É tempo de regressar à Plaza Mayor.
- Valência?
Não. Palência.
Formosa e não famosa
Volto a olhar a estátua que domina a praça com atenção, à luz do dia, com a mesma admiração — ou mais — com que escutei, momentos antes, as palavras pronunciadas por Julio Monclus.
- Nasci aqui, vivo aqui e vou morrer aqui. Palência é a minha cidade.
Por momentos, também é minha, estimo-a.
A estátua, dedicada a Alonso Berruguete, pintor, escultor e arquitecto nascido em Paredes de Nava, a pouco mais de 20 quilómetros de Palência, parece olhar-me de uma forma afectada.
Umas horas depois, grato pelos raios de sol que me aquecem, caminho na direcção da catedral, onde a antecâmara da noite, na véspera, me descobrira. Mesmo que nenhuma outra razão o motive a viajar para Palência, a catedral de San Antolín, com a sua imponência, é suficiente para dar como bem empregue o tempo que acha que lhe escapou da mão. Quem a conhece bem, intimamente, designa-a (por paradoxal que pareça) por Bela Desconhecida, exacerbando a curiosidade para melhor me identificar com um Monumento Histórico Artístisco Nacional, uma classificação que remonta a 1929 e que ajuda a compreender o seu estatuto de uma das mais formosas catedrais de Espanha — e nesse sentido o turismo de Castela e Leão tem em mãos um projecto para que deixe de ser a Bela Desconhecida e passe a ser a Bela Reconhecida. Quando para ela se olha, como eu a olho, ao início da manhã, limitando o olhar à sua fachada, pintam-se duas palavras no cérebro: austera e sóbria. Mas, uma vez embrenhado no interior, na sua frescura, contemplo com satisfação os seus múltiplos elementos góticos e renascentistas, a profusão de obras de arte que acolhe. Dirijo-me, em primeiro lugar, como que atraído por um íman, para a cripta de San Antolín, a parte mais antiga da igreja, onde foram encontrados vestígios de um templo visigodo e outros enigmas. A catedral é, no seu conjunto, um verdadeiro museu, se bem que é no claustro, uma obra de Gil de Hontañon, funcionando como antessala e sala capitular, que se encontra instalado o Museo Catedralício, o qual, distribuído em redor do claustro, contém obras como El Martírio de San Sebastián, de El Greco, os Desposórios de Santa Catalina, de Mateo Cerezo, bem como trabalhos de Pedro Berruguete, Villoldo e cópias soberbas de pintores italianos. Mas não se fica por aqui, a catedral, muito mais tem para mostrar, como esculturas que vão do século XII ao século XVIII, tapetes de grande qualidade, como o da Redenção, do século XVI, ou a ourivesaria, com uma custódia em prata, do mesmo século, mas de Juan de Benavente.
Palência está longe de se resumir à catedral, há outras igrejas, bonitas, históricas, encantadoras no seu silêncio, convidando os devotos a uma oração ou os turistas a visita quase sempre fugaz.
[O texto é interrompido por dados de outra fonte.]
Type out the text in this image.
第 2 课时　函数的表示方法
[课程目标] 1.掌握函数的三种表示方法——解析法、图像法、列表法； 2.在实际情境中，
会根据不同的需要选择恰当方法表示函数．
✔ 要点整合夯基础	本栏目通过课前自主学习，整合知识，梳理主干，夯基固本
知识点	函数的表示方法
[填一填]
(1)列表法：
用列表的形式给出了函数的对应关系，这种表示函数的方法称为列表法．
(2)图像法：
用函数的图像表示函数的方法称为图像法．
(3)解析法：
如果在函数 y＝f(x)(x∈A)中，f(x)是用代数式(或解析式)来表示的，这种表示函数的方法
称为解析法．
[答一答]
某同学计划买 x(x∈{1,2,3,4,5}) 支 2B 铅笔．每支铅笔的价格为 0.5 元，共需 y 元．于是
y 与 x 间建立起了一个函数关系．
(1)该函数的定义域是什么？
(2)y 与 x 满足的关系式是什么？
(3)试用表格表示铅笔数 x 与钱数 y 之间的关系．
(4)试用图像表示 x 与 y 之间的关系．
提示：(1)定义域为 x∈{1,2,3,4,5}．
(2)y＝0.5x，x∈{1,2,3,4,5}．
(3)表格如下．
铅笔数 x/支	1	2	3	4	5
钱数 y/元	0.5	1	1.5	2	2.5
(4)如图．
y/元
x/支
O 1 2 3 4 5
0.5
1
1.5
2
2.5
Entre elas, a de San Bernardo, que conserva a fachada da igreja do convento das Carmelitas Descalzas fundado por Santa Teresa no século XVII, o elegante convento de San Pablo, a igreja de Nuestra Señora de la Calle de Palencia, também conhecida como igreja de La Compañia, já que foi mandada erguer pelos jesuítas em finais do século XVI, ou ainda a igreja de San Lázaro e a de San Miguel, esta última com a sua elegante torre subindo nos céus.